The working group has completed it's task and submitted a report and recommendations to the Central Council for Church Bellringers.   This website is minimally maintained as an archive and a benchmark to measure future progress.


 

Judging and unconscious bias

I'm a male ringer in my 30s. A couple of years ago I was invited to judge one of the big 10-bell competitions. I declined the
opportunity (I was flattered but felt it was out of my depth) but to try to be helpful I attempted to offer some alternative suggestions, knowing several experienced higher-numbers judges well enough to be comfortable approaching them to ask if I could pass on their details to the contest organiser. It was quite sobering to realise that when I began typing my list of suggestions, they were all male ringers.

I can think of no good explanation for this other than unconscious bias. I realised I knew plenty of female ringers who would be more than up to the job - not just in my own eyes, but with proven experience of judging serious ringing competitions. In the end I suggested two people, one female and one male, without any comments on my thought process, to the contest organiser who subsequently approached them in that order.
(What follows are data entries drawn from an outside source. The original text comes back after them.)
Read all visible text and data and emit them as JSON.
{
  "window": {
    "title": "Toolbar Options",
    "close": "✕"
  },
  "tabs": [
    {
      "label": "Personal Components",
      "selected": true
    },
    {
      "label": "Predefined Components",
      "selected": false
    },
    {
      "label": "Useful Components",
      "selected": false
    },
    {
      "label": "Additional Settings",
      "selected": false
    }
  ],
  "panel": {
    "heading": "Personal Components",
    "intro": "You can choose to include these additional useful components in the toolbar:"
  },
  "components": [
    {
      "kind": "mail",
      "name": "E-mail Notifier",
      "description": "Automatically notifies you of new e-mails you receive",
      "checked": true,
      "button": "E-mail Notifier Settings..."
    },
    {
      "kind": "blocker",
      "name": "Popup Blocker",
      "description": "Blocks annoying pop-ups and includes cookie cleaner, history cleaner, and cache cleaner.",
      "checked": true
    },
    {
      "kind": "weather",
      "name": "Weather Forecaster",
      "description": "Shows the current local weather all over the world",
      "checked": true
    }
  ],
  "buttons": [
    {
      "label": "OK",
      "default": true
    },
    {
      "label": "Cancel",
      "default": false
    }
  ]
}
At the time, I found this situation particularly striking since, only a year or two previously, I had attempted to address a similar systemic bias elsewhere in ringing and, it pains me to say, I felt quite 'woke' to the issue. This chain of events taught me it is clearly it is more complicated than that when unconscious bias is concerned. I am certainly not denying the existence of more conscious and malicious biases, but I am convinced that unconscious gender bias is a big issue in ringing and beyond and, in my opinion, can be far more challenging to identify and address than more overt discrimination.